Ksar: The French were busy producing spectacular racehorses of their own, but the Great War was exacting a heavy toll on their breeding industry. There were few safe harbours, but one was in a quiet corner of Normandy, Haras de Saint-Pair du Mont. With three decades of experience producing champions, the owner bred the best filly of her generation, named Kizil Kourgan, to a top French colt named Bruleur. In 1918, Ksar was foaled, with a graceful head atop "clodhopper feet and sickle hocks," and was sold as a yearling. This unlikely colt won 11 of 15 races and made the equivalent of $250,000, making him the world's richest horse. He took up stud at Haras de Jardy and was French Leading Sire in 1931.

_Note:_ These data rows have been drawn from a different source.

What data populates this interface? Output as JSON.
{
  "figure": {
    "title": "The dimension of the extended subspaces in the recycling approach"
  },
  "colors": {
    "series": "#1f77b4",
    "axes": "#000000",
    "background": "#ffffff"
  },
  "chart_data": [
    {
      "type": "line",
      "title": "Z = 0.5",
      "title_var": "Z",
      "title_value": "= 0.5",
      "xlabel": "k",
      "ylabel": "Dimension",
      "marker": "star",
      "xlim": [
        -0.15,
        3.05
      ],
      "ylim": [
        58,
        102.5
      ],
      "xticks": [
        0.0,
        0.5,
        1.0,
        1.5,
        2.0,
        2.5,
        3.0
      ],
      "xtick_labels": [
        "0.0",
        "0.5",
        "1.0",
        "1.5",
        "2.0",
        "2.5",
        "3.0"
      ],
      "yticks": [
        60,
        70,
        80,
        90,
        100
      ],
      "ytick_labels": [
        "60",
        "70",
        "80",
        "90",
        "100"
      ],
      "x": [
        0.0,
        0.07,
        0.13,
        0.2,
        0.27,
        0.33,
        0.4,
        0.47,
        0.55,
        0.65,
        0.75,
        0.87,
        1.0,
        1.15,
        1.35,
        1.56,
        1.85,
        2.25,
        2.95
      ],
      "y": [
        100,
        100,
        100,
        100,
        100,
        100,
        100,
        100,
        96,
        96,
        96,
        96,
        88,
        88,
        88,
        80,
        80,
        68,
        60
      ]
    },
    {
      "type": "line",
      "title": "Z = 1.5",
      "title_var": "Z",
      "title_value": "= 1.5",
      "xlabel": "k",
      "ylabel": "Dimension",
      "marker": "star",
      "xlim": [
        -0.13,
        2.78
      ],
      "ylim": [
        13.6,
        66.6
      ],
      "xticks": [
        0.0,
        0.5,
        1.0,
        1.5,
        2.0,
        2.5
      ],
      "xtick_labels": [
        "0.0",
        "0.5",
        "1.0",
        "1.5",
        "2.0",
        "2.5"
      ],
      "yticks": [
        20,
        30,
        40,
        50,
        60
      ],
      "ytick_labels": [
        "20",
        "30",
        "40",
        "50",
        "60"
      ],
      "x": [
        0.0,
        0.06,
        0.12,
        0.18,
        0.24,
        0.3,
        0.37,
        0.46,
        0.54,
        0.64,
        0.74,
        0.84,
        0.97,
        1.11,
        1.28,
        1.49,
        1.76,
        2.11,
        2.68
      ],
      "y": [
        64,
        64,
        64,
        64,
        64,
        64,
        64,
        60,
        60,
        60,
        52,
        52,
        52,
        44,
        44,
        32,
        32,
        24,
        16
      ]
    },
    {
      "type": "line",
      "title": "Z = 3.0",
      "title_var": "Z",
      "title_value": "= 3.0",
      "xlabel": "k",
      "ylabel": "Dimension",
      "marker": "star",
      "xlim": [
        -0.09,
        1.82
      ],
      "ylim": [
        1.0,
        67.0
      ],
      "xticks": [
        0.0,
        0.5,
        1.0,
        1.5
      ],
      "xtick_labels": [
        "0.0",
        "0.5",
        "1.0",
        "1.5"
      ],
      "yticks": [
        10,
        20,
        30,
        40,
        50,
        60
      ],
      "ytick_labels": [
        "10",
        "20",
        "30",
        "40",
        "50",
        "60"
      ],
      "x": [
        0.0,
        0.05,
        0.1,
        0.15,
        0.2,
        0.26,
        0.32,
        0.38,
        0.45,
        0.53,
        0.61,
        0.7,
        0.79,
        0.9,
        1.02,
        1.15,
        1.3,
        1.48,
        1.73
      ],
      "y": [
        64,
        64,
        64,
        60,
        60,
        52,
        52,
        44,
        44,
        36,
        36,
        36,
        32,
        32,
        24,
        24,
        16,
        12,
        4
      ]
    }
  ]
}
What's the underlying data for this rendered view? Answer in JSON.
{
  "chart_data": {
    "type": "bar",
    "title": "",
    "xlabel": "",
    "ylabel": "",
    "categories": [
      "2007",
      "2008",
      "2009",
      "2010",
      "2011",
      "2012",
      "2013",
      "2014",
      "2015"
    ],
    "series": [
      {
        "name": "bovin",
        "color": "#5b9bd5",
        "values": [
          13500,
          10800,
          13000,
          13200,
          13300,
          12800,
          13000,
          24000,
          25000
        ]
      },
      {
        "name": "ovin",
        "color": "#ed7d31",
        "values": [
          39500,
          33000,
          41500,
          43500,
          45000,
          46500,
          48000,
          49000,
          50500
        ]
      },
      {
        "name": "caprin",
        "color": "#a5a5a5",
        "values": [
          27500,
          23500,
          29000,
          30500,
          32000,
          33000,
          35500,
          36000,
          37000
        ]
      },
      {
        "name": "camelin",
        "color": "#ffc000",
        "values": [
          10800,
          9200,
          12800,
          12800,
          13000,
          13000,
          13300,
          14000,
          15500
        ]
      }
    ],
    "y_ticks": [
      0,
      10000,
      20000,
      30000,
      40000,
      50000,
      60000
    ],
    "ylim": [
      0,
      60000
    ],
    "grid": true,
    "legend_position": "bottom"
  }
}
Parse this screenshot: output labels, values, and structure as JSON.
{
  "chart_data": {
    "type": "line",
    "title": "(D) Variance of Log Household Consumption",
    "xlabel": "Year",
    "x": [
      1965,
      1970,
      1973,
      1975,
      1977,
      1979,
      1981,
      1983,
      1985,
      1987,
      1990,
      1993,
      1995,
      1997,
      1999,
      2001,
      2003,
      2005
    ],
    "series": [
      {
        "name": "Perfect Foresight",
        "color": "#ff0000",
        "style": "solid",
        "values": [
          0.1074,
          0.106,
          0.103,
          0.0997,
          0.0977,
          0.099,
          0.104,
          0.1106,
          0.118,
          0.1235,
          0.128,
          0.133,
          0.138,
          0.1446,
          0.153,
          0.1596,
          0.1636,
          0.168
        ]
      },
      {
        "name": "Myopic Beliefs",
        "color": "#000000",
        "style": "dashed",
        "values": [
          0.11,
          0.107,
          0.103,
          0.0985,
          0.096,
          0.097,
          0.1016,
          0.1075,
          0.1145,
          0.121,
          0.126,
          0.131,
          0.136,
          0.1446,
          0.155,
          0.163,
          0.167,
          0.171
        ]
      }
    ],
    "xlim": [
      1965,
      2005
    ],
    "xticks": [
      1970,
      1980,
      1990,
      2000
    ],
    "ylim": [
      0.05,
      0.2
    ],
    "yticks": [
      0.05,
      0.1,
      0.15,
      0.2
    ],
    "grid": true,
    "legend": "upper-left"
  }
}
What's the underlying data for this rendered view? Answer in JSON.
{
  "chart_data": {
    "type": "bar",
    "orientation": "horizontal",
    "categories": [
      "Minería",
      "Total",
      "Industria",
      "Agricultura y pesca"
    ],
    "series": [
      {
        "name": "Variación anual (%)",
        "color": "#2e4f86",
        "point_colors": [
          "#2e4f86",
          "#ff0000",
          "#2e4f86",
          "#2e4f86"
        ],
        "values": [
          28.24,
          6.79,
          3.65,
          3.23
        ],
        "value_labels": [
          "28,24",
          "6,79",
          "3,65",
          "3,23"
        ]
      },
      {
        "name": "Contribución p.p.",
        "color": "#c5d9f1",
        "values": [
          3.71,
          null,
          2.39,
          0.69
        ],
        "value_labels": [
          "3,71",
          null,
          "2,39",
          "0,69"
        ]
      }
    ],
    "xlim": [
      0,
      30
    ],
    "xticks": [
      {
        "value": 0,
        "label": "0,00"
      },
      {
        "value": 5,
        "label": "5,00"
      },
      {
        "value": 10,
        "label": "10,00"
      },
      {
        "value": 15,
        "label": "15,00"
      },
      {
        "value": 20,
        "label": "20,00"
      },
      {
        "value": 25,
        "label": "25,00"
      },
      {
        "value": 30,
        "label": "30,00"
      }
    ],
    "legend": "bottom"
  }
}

Blandford: Since we're immersed in WWI, let's talk about Col. William Hall-Walker and his Tully Stud in Kildare, Ireland. The Colonel used astrology to determine if the horses he bred would amount to anything worth keeping, reading their horoscope at birth and selling those who did not appear promising. While not always correct, "even a blind hog finds an acorn every once in a while." This particular hog felt an essential need to improve his nation's cavalry and gave the British government $370,000 worth of thoroughbred breeding stock. In return, the country purchased Tully Stud and his Wiltshire training farm for $325,000 and named the man Lord Wavertree. Thus began the National Stud for Great Britain. In 1943, the Stud moved to England and in 1945, the Tully property became the Irish National Stud. But I digress...
|Mahmoud at the Epsom Derby.|
Mumtaz Begum: That Blenheim filly above, foaled in 1932 in France, turned out to have something of her own to offer. Although she only raced as a two year old, she made her mark on the racing world when, of her ten foals, one was sired by the already famous Catnip son, Nearco, a match made in Ireland by the Aga Khan III. In 1940, Mumtaz Begum gave us Nasrullah. Due to his unpredictable and rather lazy temperament, after standing for seven years in the UK, owned by Brownstone Stud in County Kildare, he was then sold to Claiborne Farm in the US in 1951. This opinionated son was Leading Sire five times in the US and sired Never Say Die, Nashua, Bold Ruler, Never Bend, Red God and many other premier stallions, stamping the legacy of his grandmother on the Thoroughbred breed.